第4話

 あれから少し経って、黒木はどうにか正気に戻った。

 一歩間違えれば、地縛霊になっていただろう。けれども、必死の説得が功を奏してか、黒木は健全な霊としての状態を保った。

 だが、黒木の心は当面不安定なままだ。

 このまま未練を捨てさせようとしても、きちんとできるかどうかが不安である。むしろ、心残りになってしまうのではないか。

 そんな疑念が俺の中に浮かび上がっている。

 とりあえず、なんとか黒木を落ち着かせようと、俺は学校近くの公園で一休みすることにした。

 当然、誰も彼もが俺たちの存在に気づいてはいない。

 それをいいことにコクロが勝手に遊び始めた。何の目的でついてきたのか、コクロは無邪気そうに滑り台を滑っている。

 俺はそんな姿を無視して、近くのベンチに黒木を横に座らせた――が、紡ごうとする言葉は途切れ途切れで、予想以上に会話が続かない。

 何をどう話せばいいのか。

 その答えを見いだすことができず、ただ短い言葉のキャッチボールを続けるしかなかった。

 幾分かして、俺は黒木に問いかけた。



「――少しは落ち着いたか?」

「……うん」

「そっか……」


 結局、俺のしたことはいい結果を招くどころか、黒木に悪い結果をもたらして閉まっただけだった。

 最悪だ――局員としてあるまじき失態を犯した。

 俺はその後悔にとらわれ、まともに黒木の顔を見ることができなくなっていた。まともに黒木の顔も見ることができず、うつむいたまま話を続ける。



「スマン、黒木」

「……なにが……?」

「いや、だって。俺がもっとオマエを巧くフォローしてやれれば、こんな事態にはならなかったはずなんだ」

「大原君が悪くないのよ。悪いのは、きっと迷ってばかりいる私せい」

「違う……。原因は、オマエ自身なら克服してくれると、勝手に思い込んでいた俺が悪いんだ」



 どう償っても償いきれそうない。

 今回ばかりは、かなり時間を要するかもしれない。

 なにより俺がこんな失敗をしていたのでは、黒木を安心して天国に送り届けることなんかできっこない。

 いっそ誰かに交代してもらうべきだろうか……?

 そんなことを考えていると、黒木から思わぬ言葉が飛び出した。



「……私、天国に逝きたくない」

「え?」



 突然、発せられた言葉。

 天国になんか逝きたくない――なんて重い言葉なのだろう。

 発せられた途端、俺は思わず顔を上げて黒木を見た。しかし、そこにあったのは悲しみにとらわれた人間の顔だった。

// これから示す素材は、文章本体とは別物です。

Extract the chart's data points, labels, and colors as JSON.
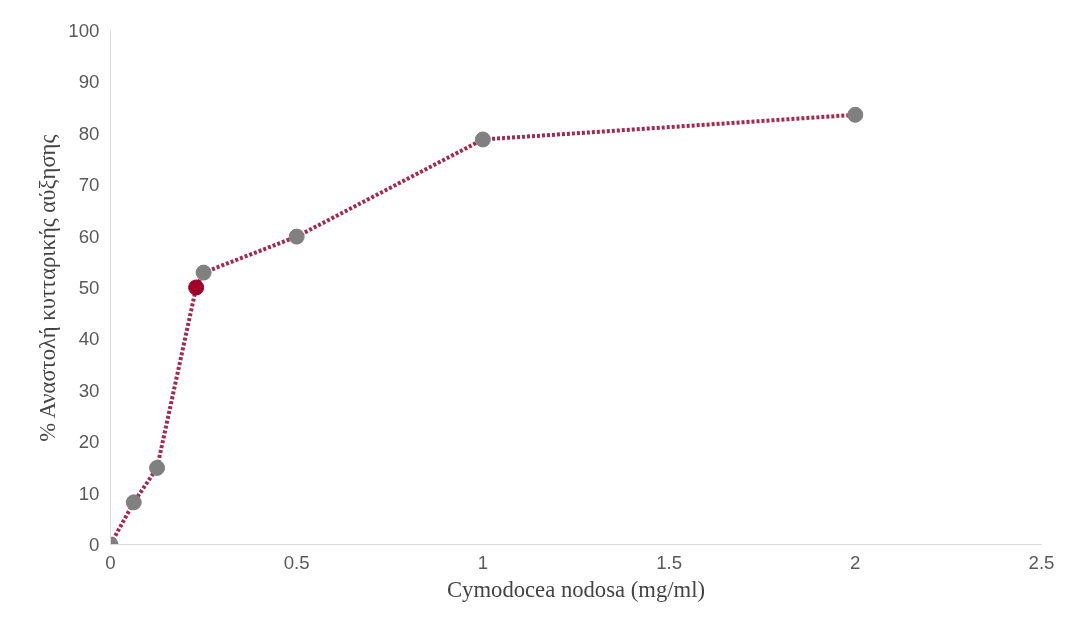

 未練を整理するということは、本人がないと思っている未練でさらけ出してしまう。

 そのとき、本人がどう向き合うかによって整理の仕方も変わってくるし、そこに執着してしまう可能性もある。

 それらをひもとき天国へ導いてやるのが未練整理係の仕事である。しかし、こんなにも重い黒木の気持ちを俺は受け止めてやることができなかった。

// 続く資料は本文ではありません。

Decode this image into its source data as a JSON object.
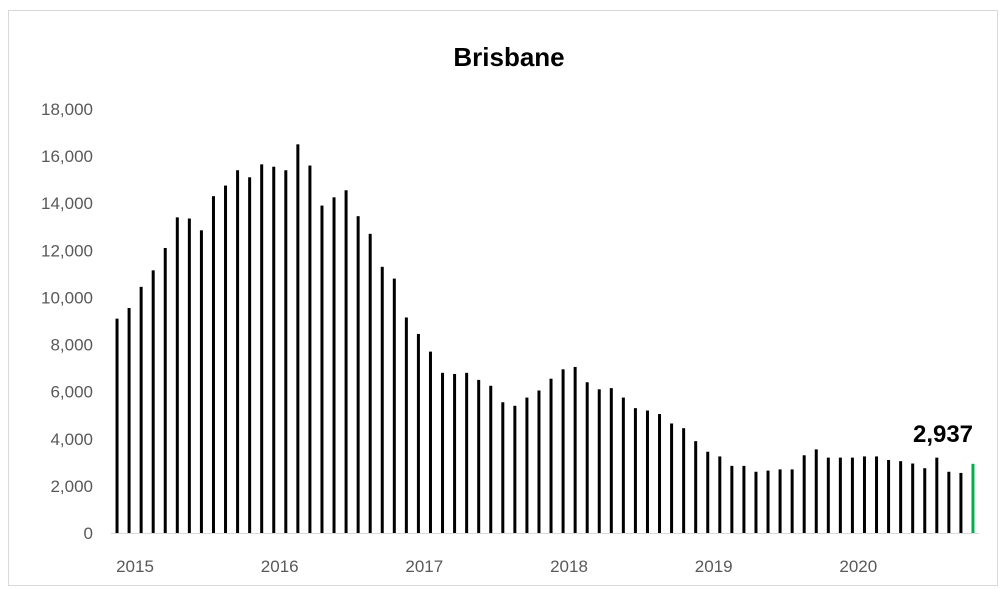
{
  "chart_data": {
    "type": "bar",
    "title": "Brisbane",
    "xlabel": "",
    "ylabel": "",
    "ylim": [
      0,
      18000
    ],
    "y_ticks": [
      "0",
      "2,000",
      "4,000",
      "6,000",
      "8,000",
      "10,000",
      "12,000",
      "14,000",
      "16,000",
      "18,000"
    ],
    "x_tick_labels": [
      "2015",
      "2016",
      "2017",
      "2018",
      "2019",
      "2020"
    ],
    "grid": false,
    "legend": "none",
    "colors": {
      "bar": "#000000",
      "highlight": "#00b050"
    },
    "series": [
      {
        "values": [
          9100,
          9550,
          10450,
          11150,
          12100,
          13400,
          13350,
          12850,
          14300,
          14750,
          15400,
          15100,
          15650,
          15550,
          15400,
          16500,
          15600,
          13900,
          14250,
          14550,
          13450,
          12700,
          11300,
          10800,
          9150,
          8450,
          7700,
          6800,
          6750,
          6800,
          6500,
          6250,
          5550,
          5400,
          5750,
          6050,
          6550,
          6950,
          7050,
          6400,
          6100,
          6150,
          5750,
          5300,
          5200,
          5050,
          4650,
          4450,
          3900,
          3450,
          3250,
          2850,
          2850,
          2600,
          2650,
          2700,
          2700,
          3300,
          3550,
          3200,
          3200,
          3200,
          3250,
          3250,
          3100,
          3050,
          2950,
          2750,
          3200,
          2600,
          2550,
          2937
        ]
      }
    ],
    "highlight_index": 71,
    "data_label": "2,937"
  }
}
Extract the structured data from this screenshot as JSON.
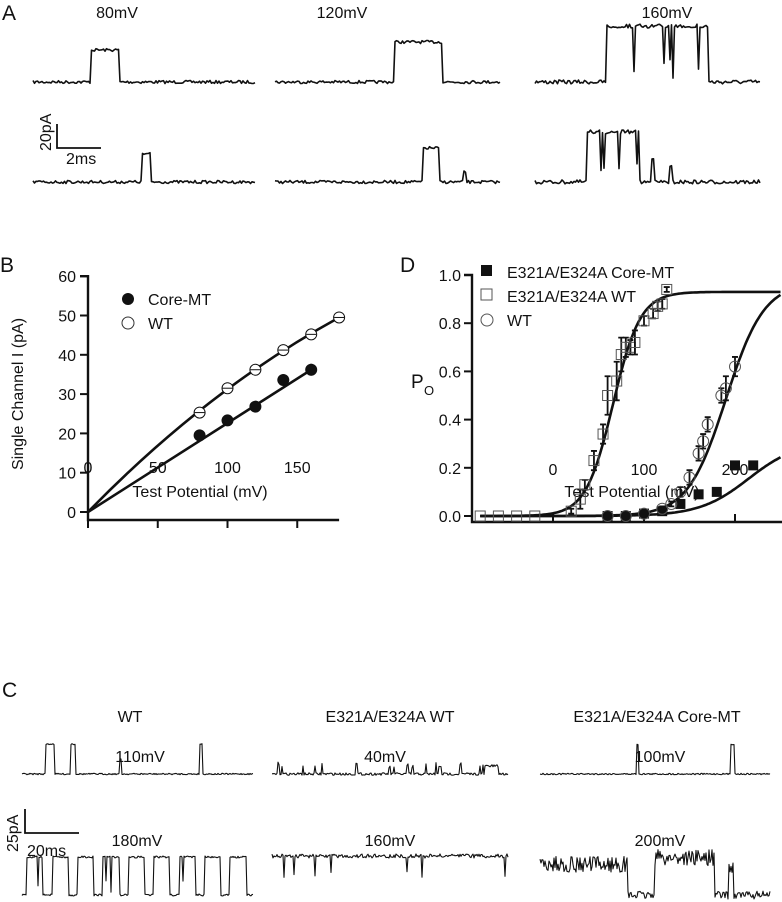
{
  "panels": {
    "A": {
      "label": "A",
      "voltages": [
        "80mV",
        "120mV",
        "160mV"
      ],
      "scale_current": "20pA",
      "scale_time": "2ms"
    },
    "B": {
      "label": "B"
    },
    "D": {
      "label": "D"
    },
    "C": {
      "label": "C",
      "titles": [
        "WT",
        "E321A/E324A WT",
        "E321A/E324A Core-MT"
      ],
      "voltages_top": [
        "110mV",
        "40mV",
        "100mV"
      ],
      "voltages_bottom": [
        "180mV",
        "160mV",
        "200mV"
      ],
      "scale_current": "25pA",
      "scale_time": "20ms"
    }
  },
  "chart_data": [
    {
      "id": "B",
      "type": "scatter",
      "title": "",
      "xlabel": "Test Potential (mV)",
      "ylabel": "Single Channel I (pA)",
      "xlim": [
        0,
        180
      ],
      "ylim": [
        0,
        60
      ],
      "xticks": [
        "0",
        "50",
        "100",
        "150"
      ],
      "xtick_values": [
        0,
        50,
        100,
        150
      ],
      "yticks": [
        "0",
        "10",
        "20",
        "30",
        "40",
        "50",
        "60"
      ],
      "ytick_values": [
        0,
        10,
        20,
        30,
        40,
        50,
        60
      ],
      "legend_placement": "top-left",
      "series": [
        {
          "name": "Core-MT",
          "marker": "filled-circle",
          "x": [
            80,
            100,
            120,
            140,
            160
          ],
          "y": [
            19.5,
            23.3,
            26.8,
            33.6,
            36.2
          ],
          "err": [
            0.6,
            0.6,
            0.6,
            1.4,
            1.5
          ],
          "fit": {
            "type": "linear-through-origin",
            "x_end": 160,
            "y_end": 36.2
          }
        },
        {
          "name": "WT",
          "marker": "open-circle",
          "x": [
            80,
            100,
            120,
            140,
            160,
            180
          ],
          "y": [
            25.3,
            31.5,
            36.2,
            41.2,
            45.2,
            49.5
          ],
          "err": [
            0.6,
            0.6,
            0.6,
            0.6,
            0.6,
            0.6
          ],
          "fit": {
            "type": "curved-through-origin",
            "x_end": 180,
            "y_end": 49.5
          }
        }
      ]
    },
    {
      "id": "D",
      "type": "scatter",
      "title": "",
      "xlabel": "Test Potential (mV)",
      "ylabel": "P",
      "ylabel_sub": "O",
      "xlim": [
        -90,
        250
      ],
      "ylim": [
        0,
        1.0
      ],
      "xticks": [
        "0",
        "100",
        "200"
      ],
      "xtick_values": [
        0,
        100,
        200
      ],
      "yticks": [
        "0.0",
        "0.2",
        "0.4",
        "0.6",
        "0.8",
        "1.0"
      ],
      "ytick_values": [
        0,
        0.2,
        0.4,
        0.6,
        0.8,
        1.0
      ],
      "legend_placement": "top-left",
      "series": [
        {
          "name": "E321A/E324A Core-MT",
          "marker": "filled-square",
          "x": [
            60,
            80,
            100,
            120,
            140,
            160,
            180,
            200,
            220
          ],
          "y": [
            0.0,
            0.0,
            0.01,
            0.02,
            0.05,
            0.09,
            0.1,
            0.21,
            0.21
          ],
          "err": [
            0,
            0,
            0,
            0,
            0,
            0,
            0,
            0,
            0
          ],
          "fit": {
            "type": "boltzmann",
            "max": 0.31,
            "v_half": 215,
            "k": 27
          }
        },
        {
          "name": "E321A/E324A WT",
          "marker": "open-square",
          "x": [
            -80,
            -60,
            -40,
            -20,
            20,
            30,
            35,
            45,
            55,
            60,
            70,
            75,
            80,
            85,
            90,
            100,
            110,
            115,
            120,
            125
          ],
          "y": [
            0.0,
            0.0,
            0.0,
            0.0,
            0.02,
            0.07,
            0.13,
            0.23,
            0.34,
            0.5,
            0.56,
            0.67,
            0.7,
            0.7,
            0.72,
            0.81,
            0.84,
            0.87,
            0.88,
            0.94
          ],
          "err": [
            0,
            0,
            0,
            0,
            0.01,
            0.04,
            0.02,
            0.04,
            0.04,
            0.08,
            0.08,
            0.07,
            0.04,
            0.03,
            0.05,
            0.02,
            0.02,
            0.02,
            0.02,
            0.01
          ],
          "fit": {
            "type": "boltzmann",
            "max": 0.93,
            "v_half": 66,
            "k": 15
          }
        },
        {
          "name": "WT",
          "marker": "open-circle",
          "x": [
            60,
            80,
            100,
            120,
            130,
            140,
            150,
            160,
            165,
            170,
            185,
            190,
            200
          ],
          "y": [
            0.0,
            0.0,
            0.01,
            0.03,
            0.05,
            0.1,
            0.16,
            0.26,
            0.31,
            0.38,
            0.5,
            0.53,
            0.62
          ],
          "err": [
            0,
            0,
            0,
            0.01,
            0.01,
            0.02,
            0.03,
            0.03,
            0.03,
            0.03,
            0.03,
            0.05,
            0.04
          ],
          "fit": {
            "type": "boltzmann",
            "max": 0.97,
            "v_half": 190,
            "k": 21
          }
        }
      ]
    }
  ]
}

 最初の様子からすれば、正直もっとすんなりいくと思っていた。それは見通しとして甘かったとしか言いようがない。

 ……いや、単純に俺が馬鹿だったのだ。

 そんな気持ちのひとつ浮かんでくることを知っていたはずなのに、すぐに終わるなんて思っていたこと自体が間違いなんだ。

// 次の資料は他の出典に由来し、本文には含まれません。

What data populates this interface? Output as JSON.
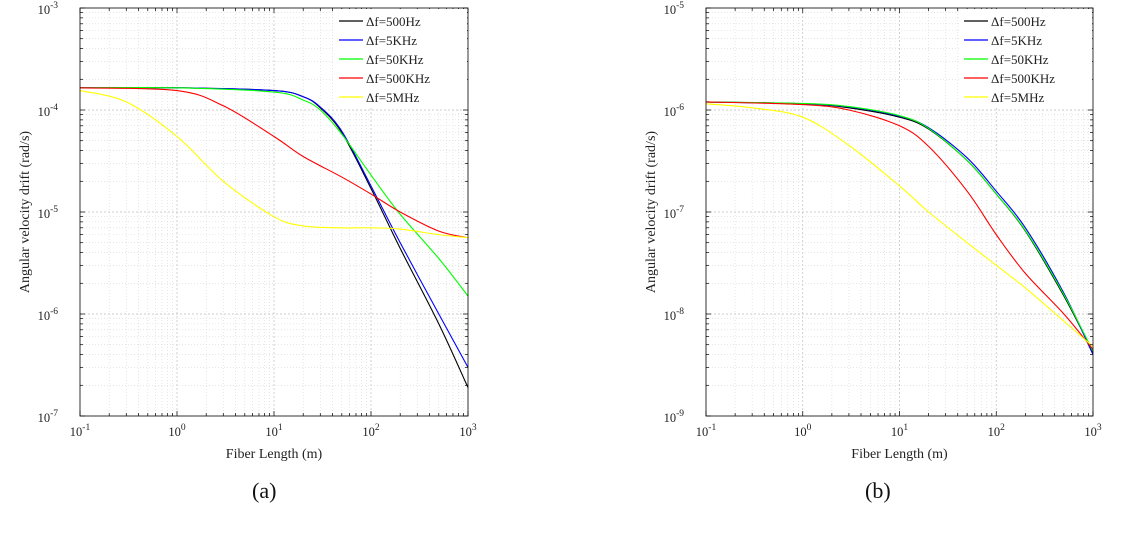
{
  "chart_data": [
    {
      "type": "line",
      "panel_label": "(a)",
      "xlabel": "Fiber Length (m)",
      "ylabel": "Angular velocity drift (rad/s)",
      "xscale": "log",
      "yscale": "log",
      "xlim": [
        0.1,
        1000
      ],
      "ylim": [
        1e-07,
        0.001
      ],
      "x_tick_labels": [
        "10-1",
        "100",
        "101",
        "102",
        "103"
      ],
      "y_tick_labels": [
        "10-7",
        "10-6",
        "10-5",
        "10-4",
        "10-3"
      ],
      "grid": true,
      "legend": "top-right",
      "series": [
        {
          "name": "Δf=500Hz",
          "color": "#000000",
          "x": [
            0.1,
            1,
            10,
            20,
            30,
            50,
            100,
            200,
            500,
            1000
          ],
          "y": [
            0.000165,
            0.000165,
            0.000155,
            0.000135,
            0.000105,
            6e-05,
            1.7e-05,
            4.4e-06,
            8e-07,
            1.9e-07
          ]
        },
        {
          "name": "Δf=5KHz",
          "color": "#0000ff",
          "x": [
            0.1,
            1,
            10,
            20,
            30,
            50,
            100,
            200,
            500,
            1000
          ],
          "y": [
            0.000165,
            0.000165,
            0.000155,
            0.000135,
            0.000107,
            6.2e-05,
            1.8e-05,
            5e-06,
            1e-06,
            3e-07
          ]
        },
        {
          "name": "Δf=50KHz",
          "color": "#00ff00",
          "x": [
            0.1,
            1,
            10,
            20,
            30,
            50,
            100,
            200,
            500,
            1000
          ],
          "y": [
            0.000165,
            0.000165,
            0.00015,
            0.000125,
            0.0001,
            5.8e-05,
            2.3e-05,
            9.5e-06,
            3.5e-06,
            1.5e-06
          ]
        },
        {
          "name": "Δf=500KHz",
          "color": "#ff0000",
          "x": [
            0.1,
            1,
            3,
            10,
            20,
            50,
            100,
            200,
            500,
            1000
          ],
          "y": [
            0.000165,
            0.000155,
            0.00011,
            5.5e-05,
            3.5e-05,
            2.2e-05,
            1.5e-05,
            1e-05,
            6.5e-06,
            5.6e-06
          ]
        },
        {
          "name": "Δf=5MHz",
          "color": "#ffff00",
          "x": [
            0.1,
            0.3,
            1,
            3,
            10,
            20,
            50,
            100,
            200,
            500,
            1000
          ],
          "y": [
            0.000155,
            0.00012,
            5.5e-05,
            2e-05,
            9e-06,
            7.3e-06,
            7e-06,
            7e-06,
            6.8e-06,
            6e-06,
            5.6e-06
          ]
        }
      ]
    },
    {
      "type": "line",
      "panel_label": "(b)",
      "xlabel": "Fiber Length (m)",
      "ylabel": "Angular velocity drift (rad/s)",
      "xscale": "log",
      "yscale": "log",
      "xlim": [
        0.1,
        1000
      ],
      "ylim": [
        1e-09,
        1e-05
      ],
      "x_tick_labels": [
        "10-1",
        "100",
        "101",
        "102",
        "103"
      ],
      "y_tick_labels": [
        "10-9",
        "10-8",
        "10-7",
        "10-6",
        "10-5"
      ],
      "grid": true,
      "legend": "top-right",
      "series": [
        {
          "name": "Δf=500Hz",
          "color": "#000000",
          "x": [
            0.1,
            1,
            3,
            10,
            20,
            50,
            100,
            200,
            500,
            1000
          ],
          "y": [
            1.2e-06,
            1.15e-06,
            1.05e-06,
            8.5e-07,
            6.5e-07,
            3.2e-07,
            1.5e-07,
            6.5e-08,
            1.5e-08,
            4.2e-09
          ]
        },
        {
          "name": "Δf=5KHz",
          "color": "#0000ff",
          "x": [
            0.1,
            1,
            3,
            10,
            20,
            50,
            100,
            200,
            500,
            1000
          ],
          "y": [
            1.2e-06,
            1.15e-06,
            1.07e-06,
            8.7e-07,
            6.7e-07,
            3.4e-07,
            1.6e-07,
            7e-08,
            1.6e-08,
            4e-09
          ]
        },
        {
          "name": "Δf=50KHz",
          "color": "#00ff00",
          "x": [
            0.1,
            1,
            3,
            10,
            20,
            50,
            100,
            200,
            500,
            1000
          ],
          "y": [
            1.2e-06,
            1.16e-06,
            1.08e-06,
            8.8e-07,
            6.6e-07,
            3.2e-07,
            1.5e-07,
            6.6e-08,
            1.55e-08,
            4.3e-09
          ]
        },
        {
          "name": "Δf=500KHz",
          "color": "#ff0000",
          "x": [
            0.1,
            1,
            3,
            10,
            20,
            50,
            100,
            200,
            500,
            1000
          ],
          "y": [
            1.2e-06,
            1.13e-06,
            1e-06,
            7e-07,
            4.4e-07,
            1.6e-07,
            6e-08,
            2.5e-08,
            1e-08,
            4.5e-09
          ]
        },
        {
          "name": "Δf=5MHz",
          "color": "#ffff00",
          "x": [
            0.1,
            0.3,
            1,
            3,
            10,
            20,
            50,
            100,
            200,
            500,
            1000
          ],
          "y": [
            1.15e-06,
            1.05e-06,
            8.5e-07,
            4.5e-07,
            1.8e-07,
            1e-07,
            5e-08,
            3e-08,
            1.8e-08,
            8.5e-09,
            4.8e-09
          ]
        }
      ]
    }
  ]
}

「なあ黒木。天国に逝けば、そこで暮らすことも、新しい人生を歩むことも自由なんだぞ?」

「そうなんだ……でも、私はもう一度同じ人生をやり直したい」

「それはできない。死んだ人間が同じ人生を歩むなんてできっこないんだ」

「どうして? 私は死にたくなんかなかったのよ?」

「でも、オマエはもう死んでしまったんだ」

「……そんなの……あんまりよ……」

「まだすべてを受け入れるのは無理かもしれない。けど、俺と一緒に未練を整理していこう。そうすれば、自分の人生が凄く良かったってわかるはずなんだ」



 やはり、大失敗を犯した後でこんな声をかけても説得力に欠ける。

 俺の言葉に黒木は無言で首を横に振った。



「ねえ、大原君」

「……なんだ?」

「人生ってなに? 私の人生は『じ』の一文字すらわからないうちに終わってしまった」

「それは――」

「……こんなのヒドすぎるよ……」

「スマン、俺がもっとうまく導いてやればこんなことにはならなかったんだ」

「大原君は悪くないわ! 悪いのは勝手に死んじゃった私……」

「そう思うのもやめてくれっ! それじゃあオマエが報われないだけじゃないか」!